I am not my sickness and I will never be
Two months after my 18th birthday, I was diagnosed with severe aplastic anemia, a rare blood disease in which my bone marrow does not make any blood cells necessary for me to survive. That includes red blood cells, white blood cells and platelets. According to the Aplastic Anemia and MDS International Foundation, about 600-900 people are diagnosed with it each year. Aplastic anemia is not picky either; it can affect anyone, at any time and at any age, whether it is genetic or not. No one knows exactly how I acquired the disease due to the many ways to contract it. I am thankful to God that it was not genetic in my case. I could sit here and tell you about my super sad story, but instead I am going to explain to you why it really is not such a sad story. Yes, what my family and I have been experiencing is not easy and can be extremely emotional, but I wouldn’t change a single experience.
In the beginning, my journey was the most devastating thing ever, especially to a young adult who was just getting ready to go off to The University of Texas at Austin and who had worked so hard to accomplish that goal. I had to watch all of my friends and my boyfriend at the time experience what I was supposed to experience. I did not always have such a positive attitude about my situation and it was a struggle to accept things were not going the way I had planned, but over time I started to realize that everything was going to be okay. It would not have been possible for me to have this outlook if it were not for my faith in God and my encouraging support systems that made me focus on the positives in my life and reminded me that I was never alone. I still allow myself moments of tears and thoughts about how hard it all really is and sometimes I do think “why me?”

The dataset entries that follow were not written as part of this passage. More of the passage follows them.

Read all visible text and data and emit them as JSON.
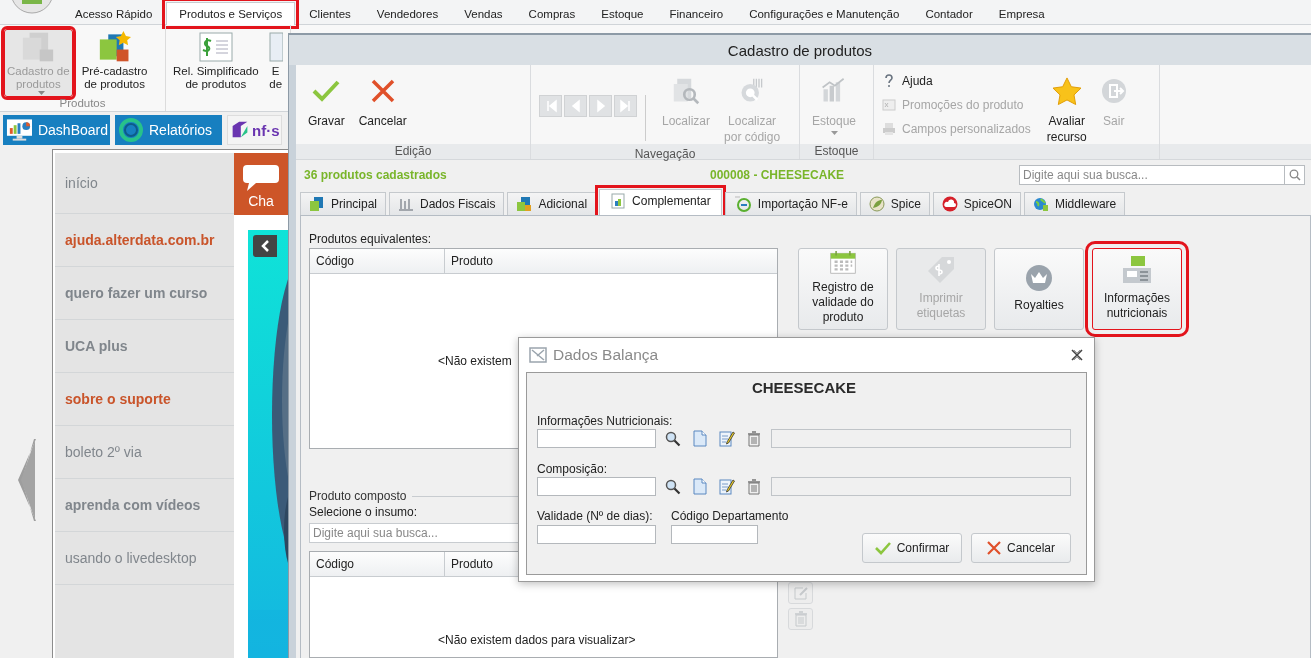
{
  "app": {
    "ribbon_tabs": [
      {
        "label": "Acesso Rápido",
        "selected": false,
        "highlighted": false
      },
      {
        "label": "Produtos e Serviços",
        "selected": true,
        "highlighted": true
      },
      {
        "label": "Clientes",
        "selected": false,
        "highlighted": false
      },
      {
        "label": "Vendedores",
        "selected": false,
        "highlighted": false
      },
      {
        "label": "Vendas",
        "selected": false,
        "highlighted": false
      },
      {
        "label": "Compras",
        "selected": false,
        "highlighted": false
      },
      {
        "label": "Estoque",
        "selected": false,
        "highlighted": false
      },
      {
        "label": "Financeiro",
        "selected": false,
        "highlighted": false
      },
      {
        "label": "Configurações e Manutenção",
        "selected": false,
        "highlighted": false
      },
      {
        "label": "Contador",
        "selected": false,
        "highlighted": false
      },
      {
        "label": "Empresa",
        "selected": false,
        "highlighted": false
      }
    ],
    "ribbon_groups": [
      {
        "label": "Produtos",
        "buttons": [
          {
            "label": "Cadastro de\nprodutos",
            "disabled": true,
            "highlighted": true,
            "dropdown": true
          },
          {
            "label": "Pré-cadastro\nde produtos",
            "disabled": false,
            "highlighted": false,
            "dropdown": false
          }
        ]
      },
      {
        "buttons": [
          {
            "label": "Rel. Simplificado\nde produtos",
            "disabled": false,
            "highlighted": false,
            "dropdown": false
          },
          {
            "label": "E\nde",
            "disabled": false,
            "highlighted": false,
            "dropdown": false
          }
        ]
      }
    ],
    "quick_links": [
      {
        "label": "DashBoard"
      },
      {
        "label": "Relatórios"
      },
      {
        "label": "nf·s"
      }
    ],
    "sidebar": {
      "items": [
        {
          "label": "início",
          "bold": false,
          "color": "#80868c"
        },
        {
          "label": "ajuda.alterdata.com.br",
          "bold": true,
          "color": "#c9542a"
        },
        {
          "label": "quero fazer um curso",
          "bold": true,
          "color": "#80868c"
        },
        {
          "label": "UCA plus",
          "bold": true,
          "color": "#80868c"
        },
        {
          "label": "sobre o suporte",
          "bold": true,
          "color": "#c9542a"
        },
        {
          "label": "boleto 2º via",
          "bold": false,
          "color": "#80868c"
        },
        {
          "label": "aprenda com vídeos",
          "bold": true,
          "color": "#80868c"
        },
        {
          "label": "usando o livedesktop",
          "bold": false,
          "color": "#80868c"
        }
      ]
    },
    "chat_tile": {
      "label": "Cha"
    }
  },
  "product_window": {
    "title": "Cadastro de produtos",
    "ribbon_groups": [
      {
        "label": "Edição",
        "buttons": [
          {
            "kind": "large",
            "label": "Gravar",
            "disabled": false
          },
          {
            "kind": "large",
            "label": "Cancelar",
            "disabled": false
          }
        ]
      },
      {
        "label": "Navegação",
        "buttons": [
          {
            "kind": "pager",
            "disabled": true
          },
          {
            "kind": "pager",
            "disabled": true
          },
          {
            "kind": "pager",
            "disabled": true
          },
          {
            "kind": "pager",
            "disabled": true
          },
          {
            "kind": "large",
            "label": "Localizar",
            "disabled": true
          },
          {
            "kind": "large",
            "label": "Localizar\npor código",
            "disabled": true
          }
        ]
      },
      {
        "label": "Estoque",
        "buttons": [
          {
            "kind": "large",
            "label": "Estoque",
            "disabled": true,
            "dropdown": true
          }
        ]
      },
      {
        "buttons": [
          {
            "kind": "small",
            "label": "Ajuda",
            "disabled": false
          },
          {
            "kind": "small",
            "label": "Promoções do produto",
            "disabled": true
          },
          {
            "kind": "small",
            "label": "Campos personalizados",
            "disabled": true
          },
          {
            "kind": "large",
            "label": "Avaliar\nrecurso",
            "disabled": false
          },
          {
            "kind": "large",
            "label": "Sair",
            "disabled": true
          }
        ]
      }
    ],
    "record_count": "36 produtos cadastrados",
    "current_record": "000008 - CHEESECAKE",
    "search": {
      "placeholder": "Digite aqui sua busca..."
    },
    "tabs": [
      {
        "label": "Principal",
        "selected": false,
        "highlighted": false
      },
      {
        "label": "Dados Fiscais",
        "selected": false,
        "highlighted": false
      },
      {
        "label": "Adicional",
        "selected": false,
        "highlighted": false
      },
      {
        "label": "Complementar",
        "selected": true,
        "highlighted": true
      },
      {
        "label": "Importação NF-e",
        "selected": false,
        "highlighted": false
      },
      {
        "label": "Spice",
        "selected": false,
        "highlighted": false
      },
      {
        "label": "SpiceON",
        "selected": false,
        "highlighted": false
      },
      {
        "label": "Middleware",
        "selected": false,
        "highlighted": false
      }
    ],
    "equivalents": {
      "label": "Produtos equivalentes:",
      "columns": [
        "Código",
        "Produto"
      ],
      "empty_message": "<Não existem"
    },
    "actions": [
      {
        "label": "Registro de\nvalidade do\nproduto",
        "disabled": false,
        "highlighted": false
      },
      {
        "label": "Imprimir\netiquetas",
        "disabled": true,
        "highlighted": false
      },
      {
        "label": "Royalties",
        "disabled": false,
        "highlighted": false
      },
      {
        "label": "Informações\nnutricionais",
        "disabled": false,
        "highlighted": true
      }
    ],
    "composite": {
      "title": "Produto composto",
      "input_label": "Selecione o insumo:",
      "search": {
        "placeholder": "Digite aqui sua busca..."
      },
      "columns": [
        "Código",
        "Produto"
      ],
      "empty_message": "<Não existem dados para visualizar>",
      "side_buttons": [
        {
          "disabled": true
        },
        {
          "disabled": true
        }
      ]
    }
  },
  "dialog": {
    "title": "Dados Balança",
    "heading": "CHEESECAKE",
    "lookups": [
      {
        "label": "Informações Nutricionais:"
      },
      {
        "label": "Composição:"
      }
    ],
    "fields": [
      {
        "label": "Validade (Nº de dias):"
      },
      {
        "label": "Código Departamento"
      }
    ],
    "buttons": [
      {
        "kind": "confirm",
        "label": "Confirmar"
      },
      {
        "kind": "cancel",
        "label": "Cancelar"
      }
    ]
  }
}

I’ve gone through some things that most people my age never have to go through or never even have to think twice about. How many 18-year-olds have to wonder whether or not they will ever be able to bear children? How many are forced to make decisions about freezing their eggs for later use? Out of everything, that has been the hardest question. I want children so badly and I cannot and do not want to picture a future without children of my own. I now have premature ovarian failure, premature menopause and osteoporosis due to chemotherapy and radiation, so I will have to wait and see what my future holds.
During my senior year of high school, I had no idea what I wanted to do with my life and then I wasn’t given much of a choice. My life is not my own. I was not aware of all of my potential. I knew I was special and I always knew I was destined for great things, but I never imagined things to play out this way. I was chosen as homecoming queen my senior year and I was accepted into a well-established university; everything was going well and nothing could ever prepare my family or me for what was to about to happen.

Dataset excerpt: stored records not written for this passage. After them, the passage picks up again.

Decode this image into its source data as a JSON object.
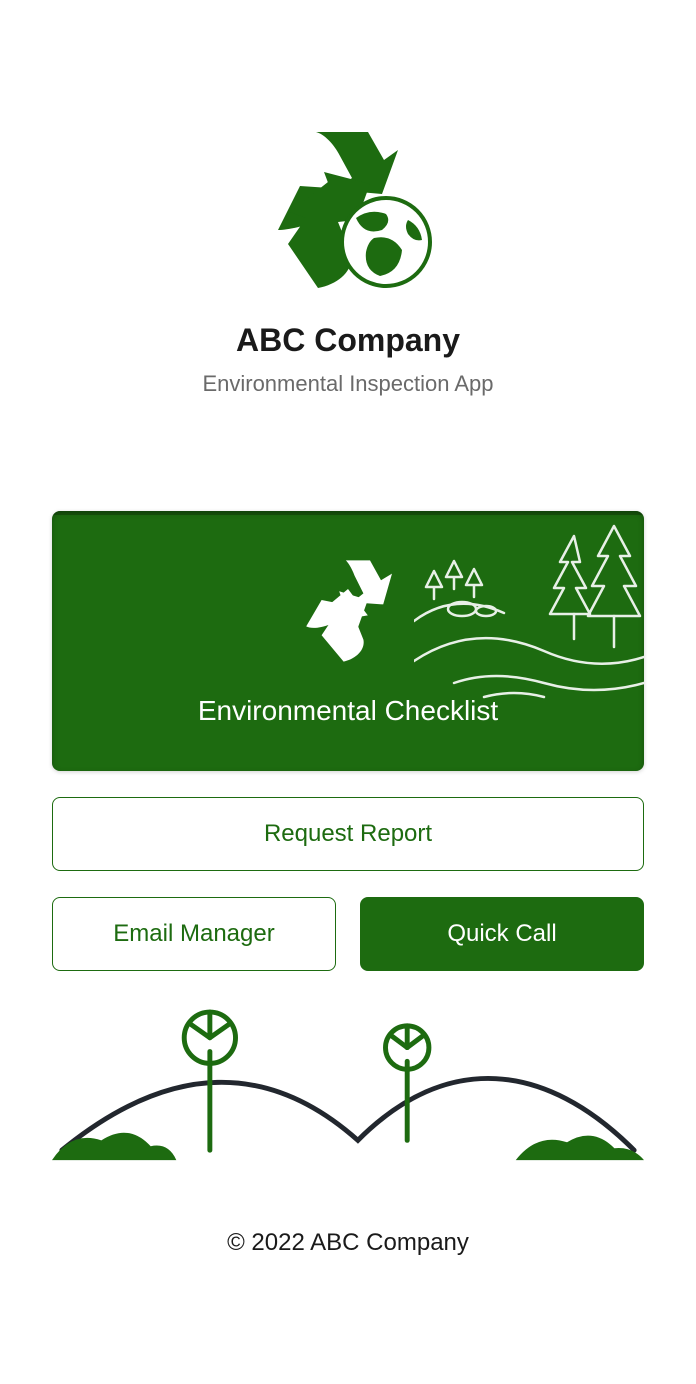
{
  "header": {
    "company": "ABC Company",
    "subtitle": "Environmental Inspection App"
  },
  "card": {
    "title": "Environmental Checklist"
  },
  "buttons": {
    "request_report": "Request Report",
    "email_manager": "Email Manager",
    "quick_call": "Quick Call"
  },
  "footer": {
    "copyright": "© 2022 ABC Company"
  },
  "colors": {
    "brand_green": "#1d6b10",
    "text_dark": "#1a1a1a",
    "text_muted": "#6a6a6a"
  }
}
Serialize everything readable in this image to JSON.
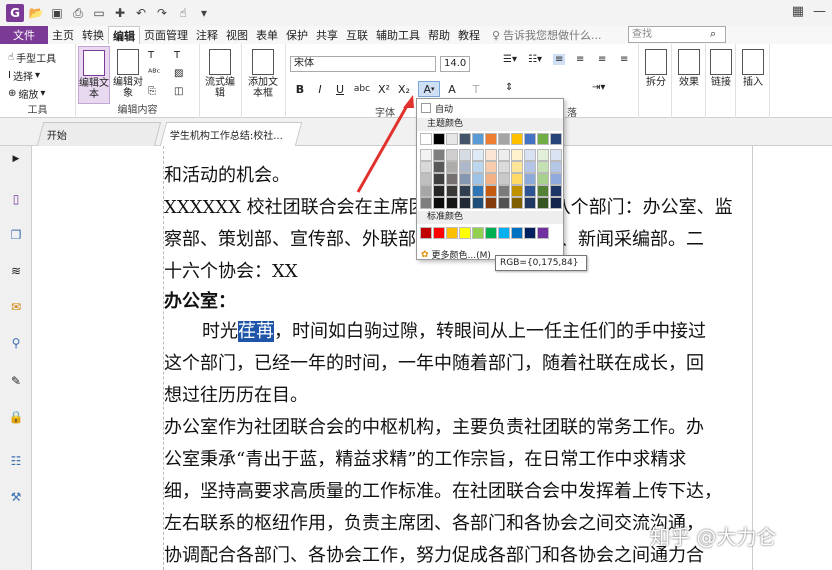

I have always been the healthiest and most athletic out of my two younger siblings and I rarely even caught a cold. Being told I have a rare blood disease was scary because of the unknown. I was not worried that I wouldn’t make it through this part in my life; I was more worried about what I was no longer capable of doing. My lifestyle had to significantly change. I could not finish my senior year at school, I missed out on the typical experience of prom, I could not hang out with my friends and I could not go off to college anymore. It will be two years since my diagnosis this March, but because of these things and so much more, I have discovered the true meaning of family and love, and have determined what I want to do with my life and exactly how I want to live it. This journey has built up my self-confidence to extreme heights; it has taught me how to become a prisoner of love, to forgive unforgivingly and to lose all of my pride. I want to do something that makes someone smile and do anything that gives back. I am determined to inspire and spread awareness, not only about my diagnosis, but about my journey.
I have lost all of my hair twice and shed my skin about a thousand times. I have gone through intense chemotherapy and radiation treatments. The type of radiation changes my insides forever and makes me feel like I am being microwaved. I have had two bone marrow transplants, sometimes the only cure for aplastic anemia. Those who have selflessly donated their blood and their time to people like me give me so much hope for the future. I am forever grateful to the beautiful people who have shared themselves with me. I have fought many rounds against viruses and infections during my short career of disease fighting. I have survived a fungal infection in my sinuses and lungs with virtually no immune system.
I love to sing, dance, create and most of all, practice yoga. I see things so differently now and have a new perspective, too. I hear music differently, read differently and practice yoga differently. Yoga really helps keep me going. I have lost a lot of physical strength because of repeated, lengthy isolations. I dropped 25 pounds during my second transplant. I looked like a little skeleton walking and dancing around everywhere. I lost my appetite as a result of the chemotherapy.
Through this experience, yoga has become one of my passions. The ample amount of love and support I receive from the yoga community encourages me to keep pushing. Fellow yogis remind me of the reasons why life really is such a beautifully unfair thing.
So I do not have such a sad story after all. I am not my sickness and I will never be.